Nota a nuestros lectores: La celebración judía de la Pascua se lleva a cabo durante los próximos ocho días. Para cada día de la Pascua, o Pesaj en hebreo, ofreceremos una reflexión devocional vinculada a esta festividad tan especial, así como lecturas de la Torá para cada día. Dado que no se puede trabajar durante los días más santos de la Pascua, estos devocionales fueron preparados para usted de antemano.

Pero la hermana del niño se quedó a cierta distancia para ver qué pasaría con él. — Éxodo 2:4

¿Y si Dios respondiera a cada oración con un rotundo “SÍ”? ¿Sería el mundo un lugar mejor y más feliz o sería peor? Por ejemplo, ¿qué habría pasado si Dios hubiese contestado la oración que Miriam hizo, al estar entre las cañas junto al río Nilo, vigilando a su hermanito Moisés que flotaba en el agua en una canasta diseñada para protegerlo?

Como recordará, Miriam y su madre habían puesto al bebé Moisés en la canasta, como último recurso. Los egipcios habían resuelto matar a todos los bebés varones hebreos. Miriam y su madre esperaban que alguna persona, que no fuera egipcia, encontrara al bebé y tuviera piedad de él.

Miriam se quedó vigilando para averiguar cuál sería el destino de su hermano, y como los eruditos enseñan, mientras esperaba, oró: “Dios, por favor, cuídalo. Por favor, asegúrate de que los funcionarios egipcios no lo encuentren”. ¡Quién tenía que aparecer, sino la hija del faraón mismo! La hija del hombre que proclamó: “¡Tiren al río a todos los niños hebreos que nazcan!” (Éxodo 1:22).

Miriam continuó orando: “¡Dios, por favor, no dejes que lo vea!” Pero la hija del faraón sí lo vio y se acercó a la canasta.

Miriam suplicó: “Por favor, Dios, ¡no dejes que la alcance!” Una vez más, Dios no la escuchó.
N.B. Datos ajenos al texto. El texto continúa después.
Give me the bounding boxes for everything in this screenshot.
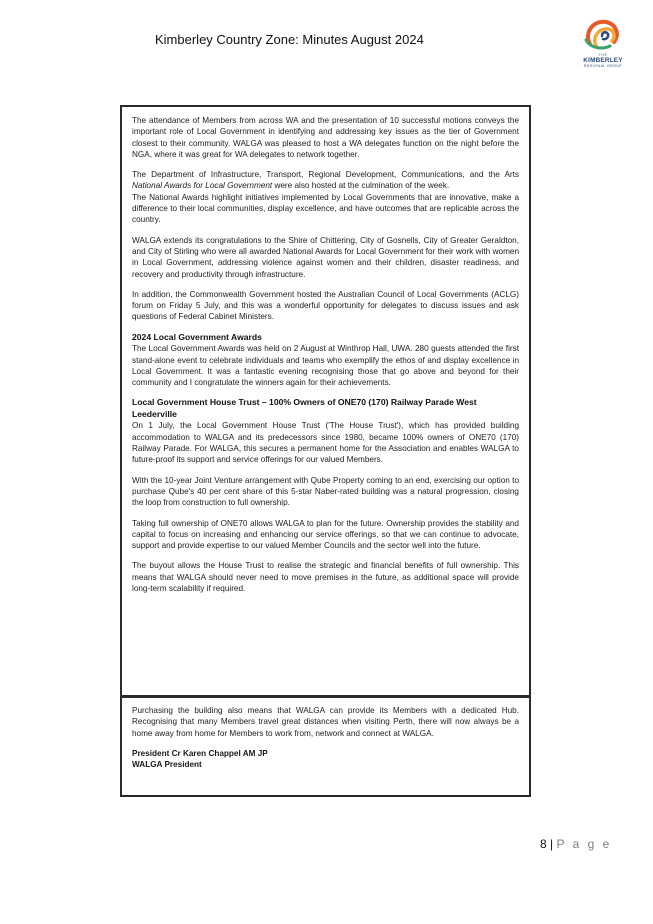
logo-the: THE bbox=[598, 52, 608, 57]
signature-name: President Cr Karen Chappel AM JP bbox=[132, 748, 268, 758]
paragraph-buyout: The buyout allows the House Trust to realise the strategic and financial benefits of full ownership. This means that WALGA should never need to move premises in the future, as additional space will provide long-term scalability if required. bbox=[132, 561, 519, 593]
kimberley-regional-group-logo bbox=[576, 14, 630, 76]
paragraph-full-ownership: Taking full ownership of ONE70 allows WALGA to plan for the future. Ownership provides the stability and capital to focus on increasing and enhancing our service offerings, so that we can continue to advocate, support and provide expertise to our valued Member Councils and the sector well into the future. bbox=[132, 518, 519, 551]
president-report-box bbox=[120, 105, 531, 697]
national-awards-text-post: were also hosted at the culmination of the week. bbox=[272, 181, 450, 191]
logo-text bbox=[576, 52, 630, 68]
paragraph-national-awards-highlight: The National Awards highlight initiatives implemented by Local Governments that are innovative, make a difference to their local communities, display excellence, and have outcomes that are replicable across the country. bbox=[132, 192, 519, 225]
logo-subtitle: REGIONAL GROUP bbox=[583, 64, 623, 68]
paragraph-congratulations: WALGA extends its congratulations to the Shire of Chittering, City of Gosnells, City of Greater Geraldton, and City of Stirling who were all awarded National Awards for Local Government for their work with women in Local Government, addressing violence against women and their children, disaster readiness, and recovery and productivity through infrastructure. bbox=[132, 235, 519, 279]
paragraph-lg-awards: The Local Government Awards was held on 2 August at Winthrop Hall, UWA. 280 guests attended the first stand-alone event to celebrate individuals and teams who exemplify the ethos of and display excellence in Local Government. It was a fantastic evening recognising those that go above and beyond for their community and I congratulate the winners again for their achievements. bbox=[132, 344, 519, 388]
document-title: Kimberley Country Zone: Minutes August 2024 bbox=[155, 32, 424, 47]
logo-swirl-icon bbox=[576, 14, 630, 52]
signature-title: WALGA President bbox=[132, 759, 202, 769]
heading-lg-awards: 2024 Local Government Awards bbox=[132, 331, 262, 342]
page-separator: | bbox=[550, 837, 554, 851]
logo-name: KIMBERLEY bbox=[583, 57, 623, 64]
national-awards-title: National Awards for Local Government bbox=[132, 181, 273, 191]
heading-house-trust: Local Government House Trust – 100% Owners of ONE70 (170) Railway Parade West Leederville bbox=[132, 397, 477, 419]
page-footer bbox=[540, 837, 612, 851]
president-report-box-continued bbox=[120, 697, 531, 797]
paragraph-nga-attendance: The attendance of Members from across WA and the presentation of 10 successful motions conveys the important role of Local Government in identifying and addressing key issues as the tier of Government closest to their community. WALGA was pleased to host a WA delegates function on the night before the NGA, where it was great for WA delegates to network together. bbox=[132, 116, 519, 159]
paragraph-aclg-forum: In addition, the Commonwealth Government hosted the Australian Council of Local Governments (ACLG) forum on Friday 5 July, and this was a wonderful opportunity for delegates to discuss issues and ask questions of Federal Cabinet Ministers. bbox=[132, 289, 519, 322]
paragraph-dedicated-hub: Purchasing the building also means that WALGA can provide its Members with a dedicated Hub. Recognising that many Members travel great distances when visiting Perth, there will now always be a home away from home for Members to work from, network and connect at WALGA. bbox=[132, 706, 519, 738]
page-label: P a g e bbox=[556, 837, 612, 851]
page-number: 8 bbox=[540, 837, 547, 851]
national-awards-text-pre: The Department of Infrastructure, Transport, Regional Development, Communications, and the Arts bbox=[132, 170, 519, 180]
paragraph-joint-venture: With the 10-year Joint Venture arrangement with Qube Property coming to an end, exercising our option to purchase Qube's 40 per cent share of this 5-star Naber-rated building was a natural progression, closing the loop from construction to full ownership. bbox=[132, 475, 519, 508]
paragraph-national-awards bbox=[132, 169, 519, 192]
paragraph-house-trust: On 1 July, the Local Government House Trust ('The House Trust'), which has provided building accommodation to WALGA and its predecessors since 1980, became 100% owners of ONE70 (170) Railway Parade. For WALGA, this secures a permanent home for the Association and enables WALGA to future-proof its support and service offerings for our valued Members. bbox=[132, 421, 519, 465]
La hija del faraón alcanzó la canasta, y según la tradición judía, Dios incluso realizó un milagro y alargó su brazo para que pudiera llegar hasta Moisés.

Miriam imploró: “Oh Dios, por favor, haz que ella piense que es feo y nada bueno.” Pero la hija del faraón quedó cautivada y decidió tomar a Moisés como su hijo.

Y Dios dijo: “¡Qué bueno que no contesté tu oración, Miriam! Si hubiese hecho lo que me pedías, Moisés se habría ido a la deriva y ahogado. En su lugar, va a crecer en la casa del faraón, donde se convertirá en un noble, un líder que pueda redimir a Israel”. ¡Y de hecho así fue!

Al igual que Miriam, no siempre conseguimos lo que pedimos. Pero siempre se nos da lo que necesitamos, y eso es lo que marca la diferencia. Cuando oramos por algo y no conseguimos lo que pedimos, nos parece que una de dos cosas ha ocurrido: O Dios no escuchó nuestras oraciones, o bien nos negó un regalo. Pero ninguna de esas dos cosas es cierta. Dios escucha cada una de nuestras oraciones. A veces dice “sí” y otras veces dice “no”. Cuando Dios dice “no,” no es porque no quiere que tengamos cosas buenas. Cuando Dios dice “no” a lo que pedimos, ¡es porque tiene algo aún mejor que darnos!

Cuando sus oraciones parezcan quedar sin respuesta, piense en Miriam parada a la orilla del Nilo egipcio, desesperada. Dele gracias a Dios por sus oraciones no contestadas, porque a menudo son los regalos más grandes que podemos recibir.